Безобразная какая-то дрянь: жирные кувыркающиеся линии. И подпись: «Бегство впереди себя. Генрих Новосел». Дата: «19 апреля, 19 часов 25 минут. Через 2 ч. 30 мин. п. р. с М.» Аня пожала плечами, вытянула лист и, уже помяв его между измазанными пальцами, глянула оборот.

Там было написано: «Некролог».

Тем же Новоселовским почерком. 

Умер Александр Александрович Александров.

Закончилась эпоха балетного искусства, все значение которой мы, современники гения, так и не смогли по достоинству оценить. Человек счастливой творческой судьбы, Александр Александрович Александров родился 

На этом коротенький текст обрывался даже без точки. Торопливо отложив скомканный, попачканный зеленым лист, Аня стала на колени и, лихорадочно порывшись среди бумаг, обнаружила еще один текст, написанный по краю какого-то небрежного этюда: 

НЕКРОЛОГ

Умер Александр Александрович Александров.

Безвременная кончина мастера такого масштаба вызывает размышления о наследстве гения и о природе гениальности как таковой. Французский живописец Дега заметил, что художник должен приниматься за новое произведение с тем чувством, с каким преступник готовится к преступлению. Невозможно выразить существо дела более точно. Гениальность — преступление. 

Ниже, в другом месте этюда, на чьей-то вскинутой ноге и под ногой автор набросал для себя несколько отрывочных мыслей: 

Синонимы: талант и гений. Очень талантливо — шажок — гениально. Чепуха! Гений — абсолют. Абсолютная свобода. Преступление. Пере-ступление через черту. Этого не понимают. Ах, ах, талантливо, очень талантливо — гениально! Более талантливо — менее талантливо, ладно. Но градации гениальности? Какие градации у абсолюта? Более гениально, менее гениально — так что ли?! И вопрос: абсолют, достижим ли он вообще? Абсолют — не человеческая категория. Значит что: гениальность недостижима? Никто не гений. И ты не гений. Значит, ты — никто. 

Записи обрывались, Но Аня не долго искала, прежде чем нашла на каком-то дранном листке продолжение. 

НЕКРОЛОГ

Умер Александр Александрович Александров, народный артист СССР, лауреат, обладатель престижных премий, выдающийся балетмейстер. Где, чего, когда — полный список. Человек удивительной цельности, ААА много сделал для родного коллектива и для театра, подняв отечественный балет 

И опять, не закончив мысль, автор сорвался: 

Несомненно, талантлив. Заслуженное признание. Талант гордится признанием. Гений его стыдится. 

Подхватив всю кипу бумаг, Аня перешла к столу, сбросила, что там валялось, освобождая место, и стала рыться в поисках некрологов. 

НЕКРОЛОГ

Умер Александр Александрович Александров.

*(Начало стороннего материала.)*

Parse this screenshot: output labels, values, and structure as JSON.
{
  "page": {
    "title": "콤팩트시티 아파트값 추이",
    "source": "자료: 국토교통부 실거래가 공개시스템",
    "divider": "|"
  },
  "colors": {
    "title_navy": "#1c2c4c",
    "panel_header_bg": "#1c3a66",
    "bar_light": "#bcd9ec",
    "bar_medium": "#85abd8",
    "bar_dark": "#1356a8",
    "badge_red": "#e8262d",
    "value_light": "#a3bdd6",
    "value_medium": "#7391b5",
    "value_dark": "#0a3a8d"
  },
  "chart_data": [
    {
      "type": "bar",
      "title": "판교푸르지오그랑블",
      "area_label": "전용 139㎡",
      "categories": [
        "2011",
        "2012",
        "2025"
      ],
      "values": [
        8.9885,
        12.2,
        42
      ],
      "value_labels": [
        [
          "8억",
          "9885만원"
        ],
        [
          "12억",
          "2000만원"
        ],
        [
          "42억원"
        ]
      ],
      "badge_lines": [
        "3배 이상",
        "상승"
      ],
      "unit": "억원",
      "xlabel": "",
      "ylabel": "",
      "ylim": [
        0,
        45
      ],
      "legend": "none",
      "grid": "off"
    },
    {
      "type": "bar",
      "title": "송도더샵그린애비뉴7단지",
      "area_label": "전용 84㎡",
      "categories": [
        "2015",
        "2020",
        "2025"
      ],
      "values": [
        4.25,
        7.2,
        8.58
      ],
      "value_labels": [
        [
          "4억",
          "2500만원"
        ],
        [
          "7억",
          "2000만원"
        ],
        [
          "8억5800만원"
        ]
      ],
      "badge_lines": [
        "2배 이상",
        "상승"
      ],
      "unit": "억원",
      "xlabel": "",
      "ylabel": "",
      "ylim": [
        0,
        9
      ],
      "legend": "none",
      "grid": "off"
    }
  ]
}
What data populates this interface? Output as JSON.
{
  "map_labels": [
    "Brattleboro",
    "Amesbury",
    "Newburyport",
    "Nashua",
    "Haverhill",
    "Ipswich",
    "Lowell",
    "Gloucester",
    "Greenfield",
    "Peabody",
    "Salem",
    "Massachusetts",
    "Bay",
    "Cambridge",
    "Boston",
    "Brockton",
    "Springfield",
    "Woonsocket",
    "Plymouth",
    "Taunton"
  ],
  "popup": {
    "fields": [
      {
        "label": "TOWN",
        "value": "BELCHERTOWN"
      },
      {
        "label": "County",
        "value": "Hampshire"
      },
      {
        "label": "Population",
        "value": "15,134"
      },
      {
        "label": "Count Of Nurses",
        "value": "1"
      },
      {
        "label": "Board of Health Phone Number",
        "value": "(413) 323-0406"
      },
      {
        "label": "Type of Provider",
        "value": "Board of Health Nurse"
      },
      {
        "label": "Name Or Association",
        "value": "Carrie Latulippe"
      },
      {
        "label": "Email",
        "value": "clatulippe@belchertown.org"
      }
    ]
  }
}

Смерть великого человека походит на падение завесы, на которой жизнь рисует нам целый космос: планеты, звезды и лучи. Падает занавес, обнажаются грубые кирпичные стены, тросы и жирно смазанные ручные лебедки. Рухнул занавес, и все стоят перед безобразной арматурой, убеждая себя, что перед глазами планеты, звезды и лучи. 

НЕКРОЛОГ

Увешанный всеми возможными в искусстве регалиями Мастер, он был чрезвычайно 

На полях: 

Гений крушит, талант — украшает. 

И боком заваленная надпись, переходящая потом на оборот листа: 

Заботился о бытовых нуждах ближайших сотрудников и соратников. Необыкновенный для мира искусства пример: Александр Александрович нашел прозябавшего в провинциальном Ростове-на-Дону художника Генриха Михайловича Новосела и буквально перетащил его в свой театр. Человек по-настоящему больших в благородном смысле этого слова амбиций, Александр Александрович Александров ставил себе в искусстве абсолютные цели и мыслил абсолютными категориями, потому-то, подбирая себе сотрудника, он не мог удовлетвориться тем обыденным, умиротворяющих размеров талантом, который и не подкачает, и не удивит. Он нашел то, что искал, и не остановился на полдороге — сделал все, чтобы удержать Г. М. Новосела при театре. Достаточно сказать, что Александр Александрович уступил Г. М. Новоселу первоначально предназначавшуюся для самого балетмейстера квартиру: двухэтажные апартаменты в недавно отреставрированном особняке в историческом центре города. Пустяк, который так много говорит о незабвенном, дорогом нам всем человеке.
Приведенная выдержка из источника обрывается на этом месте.